And with it, I’d asked to go to the floor in the vaults that had given me a chance at freedom.

I’d asked to go to Anarchy.

I opened my mouth to speak when Umbra voiced the words I’d been about to.

“Wouldn’t be here without you.” He clapped me on the shoulder. “None of us would.”

I stared at him, frowning, parsing through what he could mean by that.

“Without the information you gave us, we’d be dead and she’d be…” He trailed off, gaze lingering on Shatter, a shadow crossing it for a moment.

I remember so little of that conversation.
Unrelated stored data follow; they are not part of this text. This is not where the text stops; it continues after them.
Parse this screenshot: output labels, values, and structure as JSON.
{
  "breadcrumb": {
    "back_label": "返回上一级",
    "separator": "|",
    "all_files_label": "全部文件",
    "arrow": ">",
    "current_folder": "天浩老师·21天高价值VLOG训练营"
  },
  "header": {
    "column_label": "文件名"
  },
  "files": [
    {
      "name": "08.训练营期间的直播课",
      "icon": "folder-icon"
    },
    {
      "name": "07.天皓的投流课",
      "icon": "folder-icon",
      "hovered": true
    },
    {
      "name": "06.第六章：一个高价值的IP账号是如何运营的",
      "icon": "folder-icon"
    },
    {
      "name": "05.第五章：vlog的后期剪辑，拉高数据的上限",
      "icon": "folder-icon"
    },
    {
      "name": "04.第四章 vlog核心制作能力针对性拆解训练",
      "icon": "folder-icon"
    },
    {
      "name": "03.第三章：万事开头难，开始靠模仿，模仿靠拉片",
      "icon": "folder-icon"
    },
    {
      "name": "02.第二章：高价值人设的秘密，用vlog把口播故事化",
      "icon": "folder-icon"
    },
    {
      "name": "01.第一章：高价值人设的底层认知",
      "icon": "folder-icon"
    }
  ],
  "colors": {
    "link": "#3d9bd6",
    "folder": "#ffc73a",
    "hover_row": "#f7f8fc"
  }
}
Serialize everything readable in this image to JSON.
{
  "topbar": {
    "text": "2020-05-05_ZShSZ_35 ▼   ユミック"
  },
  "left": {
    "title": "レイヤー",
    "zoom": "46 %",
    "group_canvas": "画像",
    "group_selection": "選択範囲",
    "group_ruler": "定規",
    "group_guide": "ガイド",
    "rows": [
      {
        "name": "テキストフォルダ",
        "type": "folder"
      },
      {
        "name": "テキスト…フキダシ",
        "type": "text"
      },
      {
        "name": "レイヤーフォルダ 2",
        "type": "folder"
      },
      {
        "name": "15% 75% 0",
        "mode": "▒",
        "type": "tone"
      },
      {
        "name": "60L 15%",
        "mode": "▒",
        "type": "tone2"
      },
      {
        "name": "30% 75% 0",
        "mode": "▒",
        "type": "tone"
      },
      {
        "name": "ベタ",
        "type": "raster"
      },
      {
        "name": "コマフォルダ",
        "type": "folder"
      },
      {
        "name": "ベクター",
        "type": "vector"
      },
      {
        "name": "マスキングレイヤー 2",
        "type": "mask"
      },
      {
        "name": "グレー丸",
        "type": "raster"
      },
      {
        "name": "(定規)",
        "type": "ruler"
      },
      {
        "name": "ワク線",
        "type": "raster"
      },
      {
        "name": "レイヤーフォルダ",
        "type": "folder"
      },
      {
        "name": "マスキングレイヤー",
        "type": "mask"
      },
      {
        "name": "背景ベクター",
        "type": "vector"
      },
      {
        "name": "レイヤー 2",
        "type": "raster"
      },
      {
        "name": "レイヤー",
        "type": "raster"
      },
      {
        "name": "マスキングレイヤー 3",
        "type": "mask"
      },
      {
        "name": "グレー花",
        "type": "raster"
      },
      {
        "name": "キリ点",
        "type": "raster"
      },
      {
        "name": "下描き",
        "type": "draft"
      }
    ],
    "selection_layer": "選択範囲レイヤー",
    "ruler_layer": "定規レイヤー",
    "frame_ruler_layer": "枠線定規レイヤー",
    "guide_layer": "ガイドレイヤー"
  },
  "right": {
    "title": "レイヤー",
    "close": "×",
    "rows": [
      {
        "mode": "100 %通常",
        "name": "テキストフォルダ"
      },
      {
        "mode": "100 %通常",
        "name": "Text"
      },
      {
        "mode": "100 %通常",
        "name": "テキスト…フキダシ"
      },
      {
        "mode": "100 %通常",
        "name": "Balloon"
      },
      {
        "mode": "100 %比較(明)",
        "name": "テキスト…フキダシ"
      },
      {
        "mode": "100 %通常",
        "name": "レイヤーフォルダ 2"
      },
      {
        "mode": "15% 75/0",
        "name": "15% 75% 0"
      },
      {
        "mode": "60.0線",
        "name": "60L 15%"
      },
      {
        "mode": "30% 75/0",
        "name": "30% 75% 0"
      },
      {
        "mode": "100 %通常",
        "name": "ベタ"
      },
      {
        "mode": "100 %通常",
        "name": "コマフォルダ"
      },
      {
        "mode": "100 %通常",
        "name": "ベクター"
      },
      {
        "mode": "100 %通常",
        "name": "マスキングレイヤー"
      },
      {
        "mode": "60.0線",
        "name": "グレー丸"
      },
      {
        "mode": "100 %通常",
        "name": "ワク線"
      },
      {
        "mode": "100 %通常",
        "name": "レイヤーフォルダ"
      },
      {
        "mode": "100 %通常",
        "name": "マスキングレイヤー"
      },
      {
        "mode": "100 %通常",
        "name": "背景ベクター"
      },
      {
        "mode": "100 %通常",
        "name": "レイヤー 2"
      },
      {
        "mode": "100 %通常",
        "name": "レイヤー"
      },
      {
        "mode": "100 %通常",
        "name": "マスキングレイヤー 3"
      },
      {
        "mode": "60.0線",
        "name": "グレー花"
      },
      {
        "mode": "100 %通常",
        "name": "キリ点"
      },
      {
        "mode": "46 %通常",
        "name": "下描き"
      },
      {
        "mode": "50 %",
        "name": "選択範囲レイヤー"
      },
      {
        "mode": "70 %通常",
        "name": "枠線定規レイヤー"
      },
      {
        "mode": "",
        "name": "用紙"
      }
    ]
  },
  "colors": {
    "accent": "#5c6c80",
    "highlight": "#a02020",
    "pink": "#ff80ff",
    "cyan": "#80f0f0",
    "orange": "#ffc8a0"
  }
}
Just the scent of poison. The insanity. The way speaking to him had taken me back to a worse place than even the vaults: to the white walls and flickering lights of a centre where alphas came to die. To be animals. A place I’d survived only because a scientist had taken an interest in me, and how my eyes might affect the experiments done.

I took a breath trying not to let it drown me, catching Crescent’s golden eyes peering at me from the seats of the van, as if she’d sensed my tenseness.

I looked back at Umbra, who’d lived one of those stories, too. I held out my hand. “Even, then?”

The tension within the pack bond slowly unwound as the van took off down the highway.

Not completely.

I noticed Sin kept shooting glances through the rear window, as if expecting sirens to start blaring to drag us back.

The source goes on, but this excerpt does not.